Suara.com - Rasa takut, gelisah, dilema, hingga ragu. Berbagai gejolak emosi tersebut ditunjukkan dengan jelas oleh Richard Eliezer atau Bharada E, terdakwa kasus pembunuhan Brigadir Nofriansyah Yosua Hutabarat (Brigadir J), ketika menyampaikan kesaksiannya dalam persidangan yang berlangsung di Pengadilan Negeri Jakarta Selatan, Rabu (30-11).
Sayangnya, gejolak emosi tersebut tak cukup kuat untuk menghentikan Richard Eliezer dari menarik pelatuk dan merenggut nyawa Yosua Hutabarat di Duren Tiga, tepatnya di rumah dinas Ferdy Sambo yang saat itu menjabat sebagai seorang Kepala Divisi Profesi dan Pengamanan.
Sebanyak tiga sampai empat timah panas ia tembakkan ke arah Yosua yang berada dalam posisi merendahkan tubuh.

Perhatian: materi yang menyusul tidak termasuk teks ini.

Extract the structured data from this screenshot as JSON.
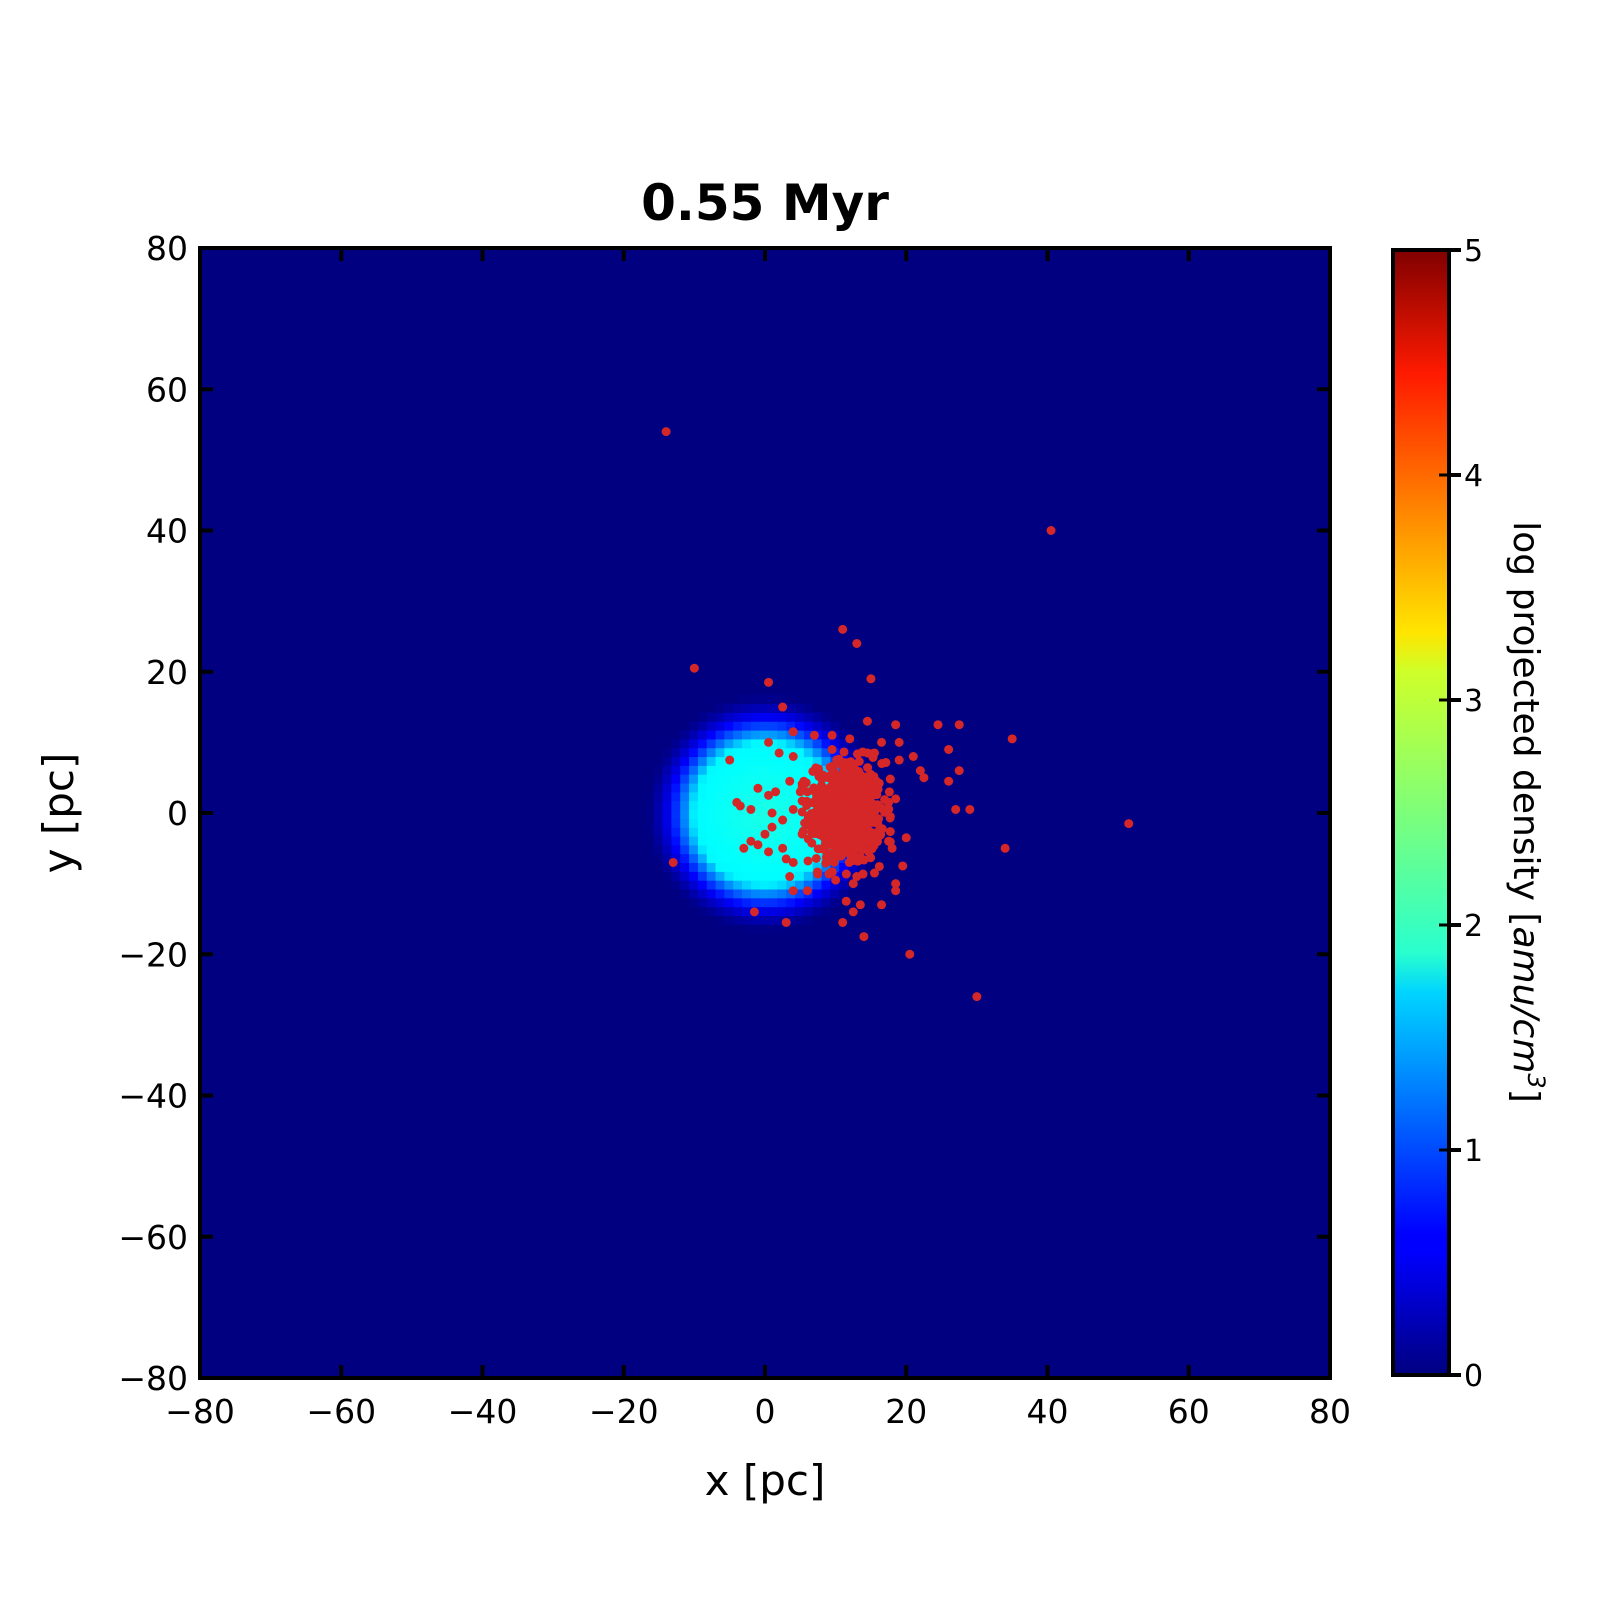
{
  "chart_data": {
    "type": "heatmap",
    "title": "0.55 Myr",
    "xlabel": "x [pc]",
    "ylabel": "y [pc]",
    "xlim": [
      -80,
      80
    ],
    "ylim": [
      -80,
      80
    ],
    "xticks": [
      -80,
      -60,
      -40,
      -20,
      0,
      20,
      40,
      60,
      80
    ],
    "yticks": [
      -80,
      -60,
      -40,
      -20,
      0,
      20,
      40,
      60,
      80
    ],
    "xtick_labels": [
      "−80",
      "−60",
      "−40",
      "−20",
      "0",
      "20",
      "40",
      "60",
      "80"
    ],
    "ytick_labels": [
      "−80",
      "−60",
      "−40",
      "−20",
      "0",
      "20",
      "40",
      "60",
      "80"
    ],
    "grid": false,
    "colormap": "jet",
    "background_value": 0,
    "density_blob": {
      "center": [
        0,
        0
      ],
      "core_radius_pc": 10,
      "outer_radius_pc": 17,
      "peak_log_density": 2.0
    },
    "colorbar": {
      "label_prefix": "log projected density [",
      "label_unit": "amu/cm",
      "label_exponent": "3",
      "label_suffix": "]",
      "range": [
        0,
        5
      ],
      "ticks": [
        0,
        1,
        2,
        3,
        4,
        5
      ],
      "tick_labels": [
        "0",
        "1",
        "2",
        "3",
        "4",
        "5"
      ]
    },
    "scatter_color": "#d62728",
    "cluster": {
      "center": [
        11.5,
        0
      ],
      "sigma_x": 2.6,
      "sigma_y": 3.6,
      "count": 600
    },
    "stars": [
      [
        -14,
        54
      ],
      [
        40.5,
        40
      ],
      [
        11,
        26
      ],
      [
        13,
        24
      ],
      [
        -10,
        20.5
      ],
      [
        15,
        19
      ],
      [
        0.5,
        18.5
      ],
      [
        2.5,
        15
      ],
      [
        14.5,
        13
      ],
      [
        18.5,
        12.5
      ],
      [
        24.5,
        12.5
      ],
      [
        27.5,
        12.5
      ],
      [
        4,
        11.5
      ],
      [
        7,
        11
      ],
      [
        9.5,
        11
      ],
      [
        12,
        10.5
      ],
      [
        16.5,
        10
      ],
      [
        19,
        10
      ],
      [
        35,
        10.5
      ],
      [
        0.5,
        10
      ],
      [
        9.5,
        9
      ],
      [
        26,
        9
      ],
      [
        2,
        8.5
      ],
      [
        4,
        8
      ],
      [
        14.5,
        8.5
      ],
      [
        15.5,
        8.5
      ],
      [
        21,
        8
      ],
      [
        19,
        7.5
      ],
      [
        -5,
        7.5
      ],
      [
        22,
        6
      ],
      [
        27.5,
        6
      ],
      [
        22.5,
        5
      ],
      [
        26,
        4.5
      ],
      [
        3.5,
        4.5
      ],
      [
        5.5,
        4.5
      ],
      [
        6,
        3
      ],
      [
        -1,
        3.5
      ],
      [
        1.5,
        3
      ],
      [
        5,
        3
      ],
      [
        0.5,
        2.5
      ],
      [
        -4,
        1.5
      ],
      [
        -3.5,
        1
      ],
      [
        -2,
        0.5
      ],
      [
        4,
        0.5
      ],
      [
        1,
        0
      ],
      [
        18.5,
        2
      ],
      [
        17.5,
        1.5
      ],
      [
        27,
        0.5
      ],
      [
        29,
        0.5
      ],
      [
        51.5,
        -1.5
      ],
      [
        2.5,
        -1
      ],
      [
        1,
        -2
      ],
      [
        0,
        -3
      ],
      [
        -2,
        -4
      ],
      [
        -1,
        -4.5
      ],
      [
        0.5,
        -5.5
      ],
      [
        2.5,
        -5
      ],
      [
        3,
        -6.5
      ],
      [
        4,
        -7
      ],
      [
        17.5,
        -4
      ],
      [
        18,
        -5
      ],
      [
        20,
        -3.5
      ],
      [
        34,
        -5
      ],
      [
        19.5,
        -7.5
      ],
      [
        15.5,
        -8.5
      ],
      [
        13,
        -9
      ],
      [
        18.5,
        -10
      ],
      [
        18.5,
        -11
      ],
      [
        12.5,
        -10
      ],
      [
        10,
        -9.5
      ],
      [
        6,
        -11
      ],
      [
        4,
        -11
      ],
      [
        -13,
        -7
      ],
      [
        -1.5,
        -14
      ],
      [
        3,
        -15.5
      ],
      [
        11,
        -15.5
      ],
      [
        12.5,
        -14
      ],
      [
        13.5,
        -13
      ],
      [
        14,
        -17.5
      ],
      [
        20.5,
        -20
      ],
      [
        30,
        -26
      ],
      [
        -3,
        -5
      ],
      [
        3.5,
        -9
      ],
      [
        11.5,
        -12.5
      ],
      [
        16.5,
        -13
      ]
    ]
  }
}
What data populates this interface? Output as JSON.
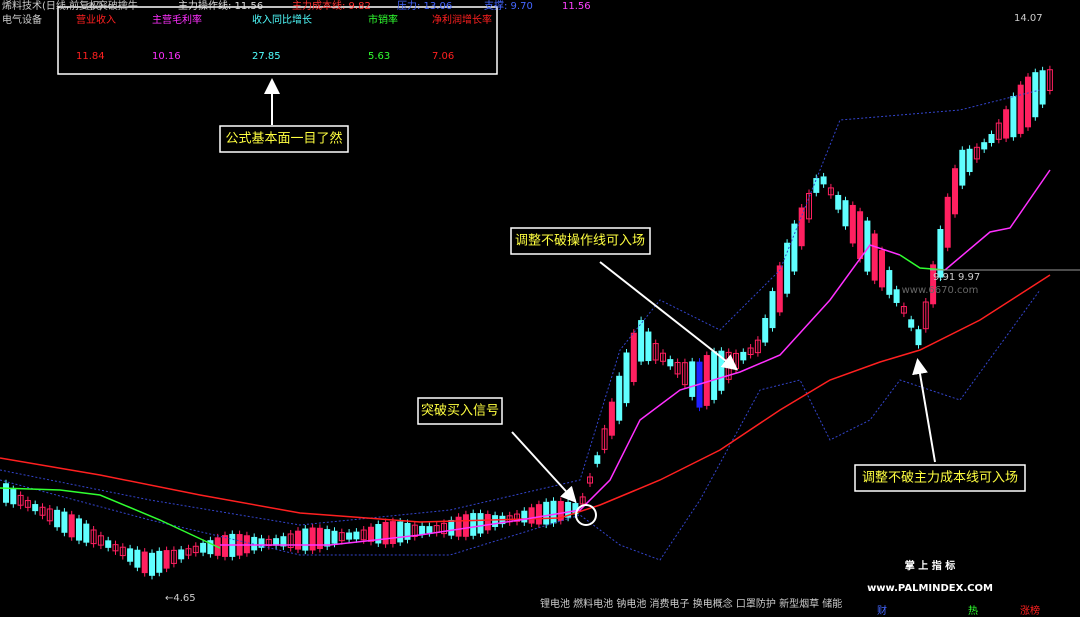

Tepat di hadapan dua terdakwa lainnya, yakni Kuat Maruf dan Ricky Rizal atau Bripka RR, Richard menuturkan rangkaian peristiwa beserta apa yang dirinya rasakan pada detik-detik menjelang terbunuhnya Brigadir J.
Richard bahkan mengaku memimpikan Yosua selama 3 minggu sejak hari kematian Brigadir J, tepatnya sejak Jumat, 8 Juli 2022.
Skenario pembunuhan
Pada Jumat, 8 Juli 2022, Richard mengisahkan mengenai dirinya yang baru saja tiba di Jakarta dari Magelang, Jawa Tengah. Bertempat di rumah pribadi Ferdy Sambo di Saguling, Richard mengaku dirinya diminta oleh Ricky untuk pergi ke lantai tiga atas perintah Ferdy Sambo.
Ketika tiba di lantai 3, dirinya duduk di atas sofa, dan semula hanya bertemu dengan Ferdy Sambo. Ricky, Yosua, dan Kuat Ma’ruf tidak berada di sekitar mereka. Yang menyusul untuk duduk di sofa beberapa saat kemudian adalah Putri Candrawathi.
Saat itu, Ferdy Sambo bertanya kepada Richard apakah dia mengetahui apa yang terjadi di Magelang, dan Richard pun mengaku bahwa ia tidak mengetahui apa yang terjadi di Magelang.
Selanjutnya, Ferdy Sambo mengatakan bahwa Yosua Hutabarat telah melecehkan Putri Candrawathi di kediamannya di Magelang.